Chào các bạn! Vì nhiều lý do từ nay Truyen2U chính thức đổi tên là Truyen247.Pro. Mong các bạn tiếp tục ủng hộ truy cập tên miền mới này nhé! Mãi yêu... ♥

Before A Kiss | 27

"Pisang goreng, Buk?"

Jenar menawarkan sepiring pisang goreng pada Darla yang beristirahat di teras. Ibunya mengambil satu, lalu mengawasi bunga-bunga mawarnya dengan bangga. Wanita itu baru saja menyiram tanaman-tanaman kesayangannya. Jenar menyadari ekspresi itu, dan ia merasa lega.

Hari ini Darla dan Rumi pergi ke makam untuk kesekian kalinya, namun Jenar tidak bisa menemani karena ada penyuluhan yang harus ia hadiri. Ini pertama kalinya Darla pergi tanpa dirinya. Jenar khawatir setengah mati, ia selalu bertanya pada Rumi setiap kali ada kesempatan. Tapi nyatanya Darla bisa melewati hari ini dengan baik.

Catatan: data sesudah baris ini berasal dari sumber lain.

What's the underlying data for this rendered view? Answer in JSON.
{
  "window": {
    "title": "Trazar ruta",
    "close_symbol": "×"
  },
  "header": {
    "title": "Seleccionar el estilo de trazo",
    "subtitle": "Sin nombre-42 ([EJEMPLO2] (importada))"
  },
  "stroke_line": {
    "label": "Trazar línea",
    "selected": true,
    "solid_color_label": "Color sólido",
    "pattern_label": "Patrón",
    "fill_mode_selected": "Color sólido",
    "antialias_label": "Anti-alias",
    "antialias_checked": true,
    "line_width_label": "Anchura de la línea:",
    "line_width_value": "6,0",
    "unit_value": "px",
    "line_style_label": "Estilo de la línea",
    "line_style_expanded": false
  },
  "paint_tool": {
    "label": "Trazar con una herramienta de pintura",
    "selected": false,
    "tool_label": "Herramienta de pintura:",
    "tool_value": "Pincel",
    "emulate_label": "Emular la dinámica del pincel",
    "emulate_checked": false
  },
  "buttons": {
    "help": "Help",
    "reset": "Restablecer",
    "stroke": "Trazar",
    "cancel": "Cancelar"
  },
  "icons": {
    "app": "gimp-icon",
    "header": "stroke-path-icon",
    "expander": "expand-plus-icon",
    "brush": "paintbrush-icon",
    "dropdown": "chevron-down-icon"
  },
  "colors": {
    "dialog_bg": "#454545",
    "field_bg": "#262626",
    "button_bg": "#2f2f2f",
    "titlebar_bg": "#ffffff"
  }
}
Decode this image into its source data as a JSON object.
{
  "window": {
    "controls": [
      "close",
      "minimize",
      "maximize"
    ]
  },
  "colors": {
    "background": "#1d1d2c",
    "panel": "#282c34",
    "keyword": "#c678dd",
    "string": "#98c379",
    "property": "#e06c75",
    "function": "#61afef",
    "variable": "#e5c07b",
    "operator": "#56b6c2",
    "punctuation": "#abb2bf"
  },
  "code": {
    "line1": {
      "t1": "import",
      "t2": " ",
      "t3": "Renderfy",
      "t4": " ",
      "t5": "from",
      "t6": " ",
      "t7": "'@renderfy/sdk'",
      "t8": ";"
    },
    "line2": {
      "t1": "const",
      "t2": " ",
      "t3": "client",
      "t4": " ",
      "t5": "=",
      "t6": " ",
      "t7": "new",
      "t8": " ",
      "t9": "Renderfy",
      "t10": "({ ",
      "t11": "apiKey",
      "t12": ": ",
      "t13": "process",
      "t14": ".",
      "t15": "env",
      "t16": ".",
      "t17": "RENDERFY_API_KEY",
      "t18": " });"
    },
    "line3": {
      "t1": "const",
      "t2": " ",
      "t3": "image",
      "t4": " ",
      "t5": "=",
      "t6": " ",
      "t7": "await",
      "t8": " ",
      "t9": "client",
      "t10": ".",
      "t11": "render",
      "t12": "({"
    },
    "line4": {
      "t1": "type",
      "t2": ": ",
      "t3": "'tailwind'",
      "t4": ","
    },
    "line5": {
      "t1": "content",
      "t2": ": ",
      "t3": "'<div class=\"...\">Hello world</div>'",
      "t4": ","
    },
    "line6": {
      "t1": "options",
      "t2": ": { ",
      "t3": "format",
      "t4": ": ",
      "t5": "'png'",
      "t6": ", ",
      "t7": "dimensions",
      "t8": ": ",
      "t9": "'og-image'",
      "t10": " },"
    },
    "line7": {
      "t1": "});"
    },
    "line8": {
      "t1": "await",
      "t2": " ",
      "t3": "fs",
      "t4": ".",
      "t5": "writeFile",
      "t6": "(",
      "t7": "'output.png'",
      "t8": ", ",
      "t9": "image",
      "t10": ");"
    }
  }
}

Darla membaik, itu tidak diragukan lagi. Padahal, ibunya sering sekali ke makam dan menangis malam-malam. Tapi di lain sisi, Jenar tidak pernah melihat Darla seceria ini, selepas ini, setenang ini.

Jenar jadi takut jika ketenangan ini hanya topeng bagi ledakan emosi yang sedang bertumbuh di dalam sana.

"Tadi nggak ada kendala, kan?" tanya Jenar.

Darla menggeleng. "Besok Ibuk mau cari biji bunga matahari, Nar. Mau Ibuk tanam di samping makam. Kamu tahu carinya di mana?"

"Besok aku carikan," ucap Jenar menenangkan. "Ibuk baik-baik aja, kan?"

"Ibuk sehat. Kenapa to, Nduk? Dari tadi sepertinya khawatir terus?" Darla mengerutkan kening.

Jenar bersandar pada pundak Darla. "Ibuk makin sering ke tempat Bapak sama Mas."

"Bersih-bersih sama rapi-rapi," jawab Darla. "Juga, agar Ibuk terbiasa."

Jenar memeluk erat lengan Darla, membuat wanita itu menepuk-nepuk anak gadisnya sambil termenung. "Tiga puluh dua tahun, Nar. Tiga puluh dua tahun Ibuk terbiasa hidup sama bapakmu. Memulai semuanya dari bawah, suka duka rumah tangga dijalani bareng. Kamu ingat yang di foto? Rumah kayu kecil punya nenek yang lantainya batu kapur? Dulu masmu lahir dan besar di sana. Baru waktu SMA dan Bapak naik pangkat, kami bisa beli rumah yang lebih layak. Dari dulu, Masmu bukan orang yang rewel. Waktu kamu lahir pun, dijaga benar-benar sama Mas. Masmu mirip Bapak, sabar dan bertanggung jawab."

Suara Darla tercekat. Jenar membelai bahu ibunya meskipun ia sendiri juga makin tenggelam dalam gelombang duka. Sebab, ini pertama kalinya Darla mau seterbuka ini pada Jenar.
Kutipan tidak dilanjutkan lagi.